India begins talks with Russia for Rs 39,000 cr Triumf missile shield deal

India has now begun final contract negotiations with Russia for the Rs 39,000 crore (over $5.5 billion) acquisition of five advanced S-400 Triumf air defence missile systems+ , which can detect, track and destroy hostile strategic bombers, stealth fighters, spy planes, missiles and drones at a range of up to 400 km and altitude of 30 km. India wants to conclude the major deal in the 2018-19 financial year, with the first S-400 surface-to-air (SAM) missile system, with its associated battle-management system of command post and launchers, acquisition and engagement radars, and all-terrain transportererector-launcher vehicles, slated for delivery two years after the contract is inked. “All the five S-400 systems, which can even take on medium-range ballistic missiles, apart from cruise missiles, will be delivered in 54 months.
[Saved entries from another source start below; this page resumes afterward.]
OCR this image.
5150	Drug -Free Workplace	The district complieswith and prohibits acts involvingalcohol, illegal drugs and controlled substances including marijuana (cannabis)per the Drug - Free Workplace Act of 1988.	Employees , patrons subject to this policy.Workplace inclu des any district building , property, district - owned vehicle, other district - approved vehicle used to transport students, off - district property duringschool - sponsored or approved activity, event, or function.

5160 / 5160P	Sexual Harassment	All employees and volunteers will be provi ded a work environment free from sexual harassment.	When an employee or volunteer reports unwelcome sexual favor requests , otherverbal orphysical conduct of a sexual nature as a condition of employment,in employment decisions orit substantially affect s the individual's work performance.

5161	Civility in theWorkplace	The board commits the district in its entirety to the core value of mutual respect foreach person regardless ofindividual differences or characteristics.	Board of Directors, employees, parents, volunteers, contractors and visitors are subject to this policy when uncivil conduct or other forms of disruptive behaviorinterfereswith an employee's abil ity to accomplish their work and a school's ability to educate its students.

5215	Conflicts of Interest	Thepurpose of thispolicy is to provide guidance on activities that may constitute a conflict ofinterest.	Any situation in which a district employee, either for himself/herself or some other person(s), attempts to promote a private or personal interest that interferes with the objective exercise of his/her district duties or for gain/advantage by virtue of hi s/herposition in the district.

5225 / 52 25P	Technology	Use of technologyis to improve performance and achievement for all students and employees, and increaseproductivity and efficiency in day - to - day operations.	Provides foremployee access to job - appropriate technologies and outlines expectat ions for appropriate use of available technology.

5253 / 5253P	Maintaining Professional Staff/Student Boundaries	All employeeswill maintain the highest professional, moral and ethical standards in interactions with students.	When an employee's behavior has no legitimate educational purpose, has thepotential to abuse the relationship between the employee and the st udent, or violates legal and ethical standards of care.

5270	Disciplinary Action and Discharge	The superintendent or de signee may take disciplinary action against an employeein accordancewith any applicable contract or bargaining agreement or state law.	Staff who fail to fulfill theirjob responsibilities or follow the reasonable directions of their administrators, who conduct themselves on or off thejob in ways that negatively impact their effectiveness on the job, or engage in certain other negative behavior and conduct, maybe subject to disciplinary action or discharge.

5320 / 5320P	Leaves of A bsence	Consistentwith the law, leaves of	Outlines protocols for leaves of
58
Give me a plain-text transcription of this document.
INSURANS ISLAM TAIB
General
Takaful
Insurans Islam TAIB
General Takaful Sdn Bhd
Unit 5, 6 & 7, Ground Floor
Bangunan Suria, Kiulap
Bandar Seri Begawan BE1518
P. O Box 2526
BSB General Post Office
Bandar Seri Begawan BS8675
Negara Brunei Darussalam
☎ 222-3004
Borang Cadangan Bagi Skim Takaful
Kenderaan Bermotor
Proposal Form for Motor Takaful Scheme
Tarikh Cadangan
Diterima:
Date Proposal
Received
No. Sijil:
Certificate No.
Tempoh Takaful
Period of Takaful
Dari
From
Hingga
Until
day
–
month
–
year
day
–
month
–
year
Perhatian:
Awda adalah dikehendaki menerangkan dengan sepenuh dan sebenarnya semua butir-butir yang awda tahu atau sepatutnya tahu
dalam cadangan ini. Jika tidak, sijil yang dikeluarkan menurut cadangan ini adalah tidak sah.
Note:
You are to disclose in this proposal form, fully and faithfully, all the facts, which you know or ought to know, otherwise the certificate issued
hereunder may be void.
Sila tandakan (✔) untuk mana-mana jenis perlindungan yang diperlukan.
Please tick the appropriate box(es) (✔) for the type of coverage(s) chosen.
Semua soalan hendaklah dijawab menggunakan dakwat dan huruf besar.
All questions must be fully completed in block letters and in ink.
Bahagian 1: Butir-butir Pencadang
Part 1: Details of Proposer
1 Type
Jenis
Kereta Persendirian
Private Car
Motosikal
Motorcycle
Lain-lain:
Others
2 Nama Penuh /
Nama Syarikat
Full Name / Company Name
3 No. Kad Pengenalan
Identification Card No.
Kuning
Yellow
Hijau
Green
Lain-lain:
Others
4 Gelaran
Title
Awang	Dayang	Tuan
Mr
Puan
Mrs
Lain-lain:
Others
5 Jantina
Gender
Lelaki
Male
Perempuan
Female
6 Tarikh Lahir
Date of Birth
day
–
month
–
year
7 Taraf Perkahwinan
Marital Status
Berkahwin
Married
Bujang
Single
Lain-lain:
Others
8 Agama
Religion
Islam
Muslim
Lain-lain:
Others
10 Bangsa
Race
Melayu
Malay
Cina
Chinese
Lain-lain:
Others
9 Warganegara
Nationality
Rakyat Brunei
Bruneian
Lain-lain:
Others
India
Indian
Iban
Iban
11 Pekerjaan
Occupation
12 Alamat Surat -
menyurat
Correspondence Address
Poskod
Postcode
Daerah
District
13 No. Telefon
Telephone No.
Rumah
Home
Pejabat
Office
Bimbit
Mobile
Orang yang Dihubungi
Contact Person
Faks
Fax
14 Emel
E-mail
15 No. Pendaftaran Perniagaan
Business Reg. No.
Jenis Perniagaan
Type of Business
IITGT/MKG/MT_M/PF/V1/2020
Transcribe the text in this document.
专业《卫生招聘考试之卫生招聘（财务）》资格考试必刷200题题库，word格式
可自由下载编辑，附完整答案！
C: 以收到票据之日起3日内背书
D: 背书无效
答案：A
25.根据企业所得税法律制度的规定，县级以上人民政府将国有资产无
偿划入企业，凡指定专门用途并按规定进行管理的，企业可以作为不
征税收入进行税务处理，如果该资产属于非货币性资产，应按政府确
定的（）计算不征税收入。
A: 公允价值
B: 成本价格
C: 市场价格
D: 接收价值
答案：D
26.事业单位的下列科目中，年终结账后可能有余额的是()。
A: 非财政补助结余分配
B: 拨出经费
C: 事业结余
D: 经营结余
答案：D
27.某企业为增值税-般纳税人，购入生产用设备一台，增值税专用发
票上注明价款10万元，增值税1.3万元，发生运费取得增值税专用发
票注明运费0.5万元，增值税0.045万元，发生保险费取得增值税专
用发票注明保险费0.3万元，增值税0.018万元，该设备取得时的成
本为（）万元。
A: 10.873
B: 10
The force-multiplier will change the dynamics of air defence in the region,” a defence ministry source said. India’s final commercial negotiations with Russia after extensive field trials come at a time when China has already begun to get deliveries of six S-400 batteries – designated ‘SA-21 Growler’ by NATO – under a $3 billion deal inked in 2014. There were, however, reports that some auxiliary components of the S-400 systems being shipped to China from Russia were damaged in a storm last week. Russia, which has deployed the S-400 in Crimea for airspace protection along the Ukraine border, is also set to sell the air defence systems to Turkey and Saudi Arabia. India can deploy the highly-mobile S-400 system to protect a city during war, or even use it to neutralise Pakistan’s short-range Nasr (Hatf-IX) nuclear missiles. Pakistan often recklessly brandishes its Nasr missiles as a battlefield counter to India’s ‘Cold Start’ strategy of swift, high-intensity conventional attacks into enemy territory. With long-range radars to track 100 to 300 targets simultaneously, the S-400 has different kinds of supersonic and hypersonic missiles to intercept incoming aerial threats at different ranges. The system’s cost depends on the configuration a customer wants. India, for instance, is mainly going in for long-range (120-370-km) interception missiles.